The base R parsing function is as.Date(), which expects ISO 8601 format ("YYYY-MM-DD") by default:

as.Date("2026-03-07")
#> [1] "2026-03-07"
as.Date("07/03/2026", format = "%d/%m/%Y")
#> [1] "2026-03-07"

The format argument uses %Y (4-digit year), %m (month), %d (day), and similar codes. These are hard to remember and easy to get wrong, especially when your data mixes formats. Is "03/07/2026" March 7th or July 3rd? The format string decides, and if you pick wrong, R will not complain.

Exercises

  1. What day number (since 1970-01-01) is today? Use unclass(Sys.Date()).
  2. What date is 1000 days from today? Use Sys.Date() + 1000.
  3. How many days are between "2024-02-28" and "2024-03-01"? (2024 is a leap year.)

12.7 lubridate: dates for humans

Those %Y/%m/%d format codes? lubridate lets you forget them. Its parsing functions are named after the order of components, so the function name is the format:

ymd("2026-03-07")
#> [1] "2026-03-07"
dmy("07/03/2026")
#> [1] "2026-03-07"
mdy("03-07-2026")
#> [1] "2026-03-07"

All three produce the same date. No format strings to memorize, no ambiguity about which code means what.

For date-times:

ymd_hms("2026-03-07 14:30:00")
#> [1] "2026-03-07 14:30:00 UTC"

Extracting components:

d <- ymd("2026-03-07")
year(d)
#> [1] 2026
month(d)
#> [1] 3
day(d)
#> [1] 7
wday(d, label = TRUE)
#> [1] Sat
#> Levels: Sun < Mon < Tue < Wed < Thu < Fri < Sat

Date arithmetic with human-readable units:

d + days(30)
#> [1] "2026-04-06"
d + months(1)
#> [1] "2026-04-07"
d + years(1)
#> [1] "2027-03-07"

lubridate handles month-length differences correctly: adding one month to January 31 gives February 28 (or 29 in a leap year), not an error. That question from the previous section now has a clear answer.

lubridate distinguishes three kinds of time spans:

  • Duration: exact number of seconds. ddays(1) is always 86400 seconds.
  • Period: human units. days(1) is “one day,” which could be 23 or 25 hours around daylight saving transitions.
  • Interval: an anchored span with a start and end.

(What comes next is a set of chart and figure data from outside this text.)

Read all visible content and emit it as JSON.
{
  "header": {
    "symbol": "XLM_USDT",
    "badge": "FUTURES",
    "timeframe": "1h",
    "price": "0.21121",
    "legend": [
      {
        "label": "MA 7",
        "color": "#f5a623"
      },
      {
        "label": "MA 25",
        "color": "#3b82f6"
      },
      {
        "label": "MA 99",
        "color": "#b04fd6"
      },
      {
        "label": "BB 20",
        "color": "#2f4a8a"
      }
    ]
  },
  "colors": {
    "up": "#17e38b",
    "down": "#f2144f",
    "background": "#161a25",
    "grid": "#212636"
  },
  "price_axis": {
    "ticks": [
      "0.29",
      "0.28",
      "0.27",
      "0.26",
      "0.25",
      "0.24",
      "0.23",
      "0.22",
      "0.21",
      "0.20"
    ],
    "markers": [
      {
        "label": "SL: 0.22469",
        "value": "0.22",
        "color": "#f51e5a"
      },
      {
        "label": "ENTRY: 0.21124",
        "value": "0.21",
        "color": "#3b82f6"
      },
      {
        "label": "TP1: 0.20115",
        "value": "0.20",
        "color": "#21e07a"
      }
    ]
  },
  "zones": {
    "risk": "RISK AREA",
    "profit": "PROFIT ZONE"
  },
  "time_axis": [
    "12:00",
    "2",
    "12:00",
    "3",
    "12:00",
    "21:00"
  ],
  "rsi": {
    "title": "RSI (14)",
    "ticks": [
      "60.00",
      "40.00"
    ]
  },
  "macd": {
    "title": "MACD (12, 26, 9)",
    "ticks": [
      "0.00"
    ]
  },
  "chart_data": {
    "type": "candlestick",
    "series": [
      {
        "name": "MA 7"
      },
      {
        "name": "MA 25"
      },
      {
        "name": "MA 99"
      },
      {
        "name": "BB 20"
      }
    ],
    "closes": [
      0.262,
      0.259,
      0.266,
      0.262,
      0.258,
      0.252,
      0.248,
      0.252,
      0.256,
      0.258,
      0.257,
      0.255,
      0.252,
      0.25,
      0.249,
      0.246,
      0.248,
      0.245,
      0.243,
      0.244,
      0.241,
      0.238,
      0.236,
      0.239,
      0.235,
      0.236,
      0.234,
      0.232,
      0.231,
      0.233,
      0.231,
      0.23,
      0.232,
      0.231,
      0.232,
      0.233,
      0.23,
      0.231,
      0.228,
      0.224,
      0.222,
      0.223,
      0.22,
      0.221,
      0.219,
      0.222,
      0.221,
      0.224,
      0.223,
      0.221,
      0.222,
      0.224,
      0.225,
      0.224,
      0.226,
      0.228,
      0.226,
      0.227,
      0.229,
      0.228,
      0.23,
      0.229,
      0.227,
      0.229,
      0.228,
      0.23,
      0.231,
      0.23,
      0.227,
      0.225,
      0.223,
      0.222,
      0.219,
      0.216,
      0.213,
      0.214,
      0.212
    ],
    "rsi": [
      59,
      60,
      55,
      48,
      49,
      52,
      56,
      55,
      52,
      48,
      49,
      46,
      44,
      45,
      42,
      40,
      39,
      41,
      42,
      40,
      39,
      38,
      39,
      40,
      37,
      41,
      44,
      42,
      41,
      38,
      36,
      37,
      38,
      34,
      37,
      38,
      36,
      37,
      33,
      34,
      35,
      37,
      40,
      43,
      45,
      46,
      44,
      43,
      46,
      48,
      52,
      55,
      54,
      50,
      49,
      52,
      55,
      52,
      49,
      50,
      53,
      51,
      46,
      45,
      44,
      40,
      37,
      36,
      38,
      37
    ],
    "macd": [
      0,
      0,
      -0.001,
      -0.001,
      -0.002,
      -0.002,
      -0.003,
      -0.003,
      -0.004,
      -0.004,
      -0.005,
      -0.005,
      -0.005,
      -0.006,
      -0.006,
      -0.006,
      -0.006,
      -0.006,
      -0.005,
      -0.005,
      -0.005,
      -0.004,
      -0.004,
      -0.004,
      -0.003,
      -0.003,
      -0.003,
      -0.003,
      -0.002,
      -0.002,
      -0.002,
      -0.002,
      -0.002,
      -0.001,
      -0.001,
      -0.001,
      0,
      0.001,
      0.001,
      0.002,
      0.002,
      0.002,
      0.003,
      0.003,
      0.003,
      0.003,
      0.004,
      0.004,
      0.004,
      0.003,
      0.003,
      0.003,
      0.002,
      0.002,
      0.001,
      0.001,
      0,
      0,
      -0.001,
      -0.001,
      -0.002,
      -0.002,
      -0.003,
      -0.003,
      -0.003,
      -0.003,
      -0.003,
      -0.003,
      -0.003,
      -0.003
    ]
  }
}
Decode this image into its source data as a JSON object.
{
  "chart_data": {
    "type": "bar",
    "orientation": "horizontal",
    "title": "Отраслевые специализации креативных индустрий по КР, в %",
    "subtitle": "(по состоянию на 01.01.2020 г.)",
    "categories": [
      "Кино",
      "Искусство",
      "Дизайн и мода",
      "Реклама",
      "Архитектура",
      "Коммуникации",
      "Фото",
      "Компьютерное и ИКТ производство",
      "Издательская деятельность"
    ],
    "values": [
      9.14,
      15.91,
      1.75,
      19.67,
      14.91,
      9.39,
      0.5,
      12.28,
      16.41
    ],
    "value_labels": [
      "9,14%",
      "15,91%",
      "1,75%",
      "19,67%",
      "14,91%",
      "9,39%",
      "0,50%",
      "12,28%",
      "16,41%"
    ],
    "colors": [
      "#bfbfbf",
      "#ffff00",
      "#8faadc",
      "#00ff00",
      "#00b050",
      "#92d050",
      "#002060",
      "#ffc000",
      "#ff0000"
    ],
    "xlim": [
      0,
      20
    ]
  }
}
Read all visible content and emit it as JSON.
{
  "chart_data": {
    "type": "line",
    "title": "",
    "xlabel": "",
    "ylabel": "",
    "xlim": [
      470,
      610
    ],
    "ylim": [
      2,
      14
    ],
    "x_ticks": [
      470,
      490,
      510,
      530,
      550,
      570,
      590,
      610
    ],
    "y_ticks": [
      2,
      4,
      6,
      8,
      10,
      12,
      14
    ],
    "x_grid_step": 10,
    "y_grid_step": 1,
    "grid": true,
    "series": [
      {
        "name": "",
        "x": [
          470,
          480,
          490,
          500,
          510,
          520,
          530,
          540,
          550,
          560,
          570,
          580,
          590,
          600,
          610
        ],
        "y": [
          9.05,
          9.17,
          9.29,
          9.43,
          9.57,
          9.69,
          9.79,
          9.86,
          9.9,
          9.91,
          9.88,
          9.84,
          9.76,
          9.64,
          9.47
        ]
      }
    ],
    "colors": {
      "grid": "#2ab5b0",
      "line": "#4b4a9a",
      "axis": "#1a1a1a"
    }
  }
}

For most work, periods (days(), months(), years()) are what you want. Durations (ddays(), dmonths()) matter when you need physical time, the kind a stopwatch measures rather than a calendar.

# How old is R? (first public release: 1993-08-01)
interval(ymd("1993-08-01"), Sys.Date()) %/% years(1)
#> [1] 32
TipOpinion

Parse with lubridate, extract with lubridate, do arithmetic with lubridate. Reach for base R date functions only when you need zero dependencies.

Exercises

  1. Parse the following dates: "15-Jan-2024", "2024/06/30", "December 25, 2023". Which lubridate function does each need?
  2. What day of the week were you born? Use ymd() and wday(label = TRUE).
  3. Compute the number of days between "2020-03-01" and "2026-03-01". Then compute the number of months using interval() and %/%.

12.8 Summary

Each of these data types has a matching tidyverse package:

Data type Base R Tidyverse package Prefix
Text paste(), grep(), sub() stringr str_
Categories factor(), levels() forcats fct_
Dates as.Date(), Sys.Date() lubridate ymd(), year(), …

The tidyverse packages give these operations a consistent interface and naming scheme. In some cases (like str_detect vs grepl) the difference is mostly cosmetic; in others (like lubridate’s timezone handling) the package catches real bugs that base R silently lets through.

Chapter 11 covered the structure; this chapter covered the three column types that cause the most trouble. But data frames need data, so Chapter 13 deals with getting files off disk and into R. After that, Chapter 14 shows how these pieces combine: str_detect() inside filter(), fct_reorder() inside ggplot(), date arithmetic inside mutate(). That is where the column-level work starts saving you real time.